In front of me a man in his early sixties was walking towards the platform, in a black coat with a silver suitcase in his right hand. Of all the passengers here, I was sure he was the richest. His coat was Bruno Cucinelli, and so was his suit. His Berluti shoes, probably made to order, did not show even the slightest scuff marks. His wealth was obvious to everyone around him. The silver watch peeping out from the cuff on his left wrist was a Rolex Datejust. Since he wasn’t used to taking the bullet train by himself, he was having some trouble buying a ticket. He stooped forward, his thick fingers hovering over the vending machine uncertainly like revolting caterpillars. At that moment I saw his wallet in the left front pocket of his jacket.
Perfect focus and tightly controlled word choice create the narrative tension. The style’s austere precision never fails. Each time the protagonist steals, the suspense heightens; we hold our breath until he gets away. By drawing us into the moment by moment commission of each crime, Nakamura forces his readers to identify with the pickpocket, whose victims are faceless and unknown to us: we might feel a vague sympathy for one or two of them, but basically we don’t care. It’s the pickpocket we root for.
His life is stripped and barren. He dresses the way successful people of his age (late twenties, early thirties) dress so as to blend in and deflect attention from himself, but he lives in a frugal apartment in a low-rent district. He has recurrent memories of a woman called Saeko, who is dead, and there’s one other person he cares for, his instructor in crime, Ishikawa, but there’s no one else. Like the narrative style, his existence is pared down to practically nothing. He steals, he smokes, he moves through the grey urban landscape undetected, except by other criminals.
The landscape of the novel reflects its protagonist’s state of extreme deprivation. A typical chapter begins: “Leaning against a dingy office block, I lit a cigarette, shielding it with my coat against the wind. I put my hands in my pockets feeling the cold air chill my neck and shoulders.” It could almost be Kurt Wallander, the hero of Henning Mankell’s detective novels, stepping out into the freezing temperatures of Skane, the province in Sweden where he lives and the weather is always bad. After stealing the wallet of an elderly gentlemen who is just coming out of a concert hall with his wife, the pickpocket takes a taxi home: “I passed rusted signboards, looked vacantly at shuttered-up shops next to concrete walls covered in graffiti. I thought about having a smoke but then changed my mind.” The physical features of his world are hostile, decaying and lifeless. The mean streets Raymond Chandler’s Philip Marlowe must walk down seem inviting by comparison.

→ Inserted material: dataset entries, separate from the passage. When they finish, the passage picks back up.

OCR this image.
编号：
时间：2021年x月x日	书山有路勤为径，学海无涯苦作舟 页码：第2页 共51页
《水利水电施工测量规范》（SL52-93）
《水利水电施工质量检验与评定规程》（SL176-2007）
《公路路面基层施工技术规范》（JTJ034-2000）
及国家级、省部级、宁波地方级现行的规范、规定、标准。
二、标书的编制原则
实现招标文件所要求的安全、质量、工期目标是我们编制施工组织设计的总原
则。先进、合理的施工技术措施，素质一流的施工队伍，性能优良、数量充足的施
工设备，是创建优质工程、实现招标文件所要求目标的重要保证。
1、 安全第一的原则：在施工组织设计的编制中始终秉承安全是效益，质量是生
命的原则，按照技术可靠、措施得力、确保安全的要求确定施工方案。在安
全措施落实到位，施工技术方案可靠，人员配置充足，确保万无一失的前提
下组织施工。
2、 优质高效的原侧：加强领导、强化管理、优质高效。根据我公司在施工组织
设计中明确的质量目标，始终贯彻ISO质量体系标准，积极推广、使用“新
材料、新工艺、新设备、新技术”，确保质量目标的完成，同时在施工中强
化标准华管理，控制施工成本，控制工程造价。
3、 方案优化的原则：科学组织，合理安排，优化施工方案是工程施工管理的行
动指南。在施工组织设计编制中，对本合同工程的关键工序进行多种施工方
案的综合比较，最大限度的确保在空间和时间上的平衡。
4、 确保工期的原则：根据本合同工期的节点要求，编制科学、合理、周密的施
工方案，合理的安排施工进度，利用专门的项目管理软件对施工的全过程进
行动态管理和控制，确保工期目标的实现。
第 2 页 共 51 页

But there is a note of hope. Just as he’s getting out of the cab, the pickpocket notices a boy darting from the shadows of some decaying apartments. He’d seen him earlier, shoplifting in a supermarket with his mother. The pickpocket knows that the boy has been spotted by the store detective and buys the stolen groceries for him so that he won’t be apprehended. Earlier, watching the boy steal, he had remarked: “I felt as though the course of his life had been determined at birth, that he was constantly pushing against a powerful current.” The thief identifies with the boy and tries to help him break out of the life he’s been forced into. His generosity is spontaneous and over the top. But the fate whose power he has glimpsed in the boy’s life is strong, and that strength becomes the leitmotif of his own story, which unfolds rapidly from then on.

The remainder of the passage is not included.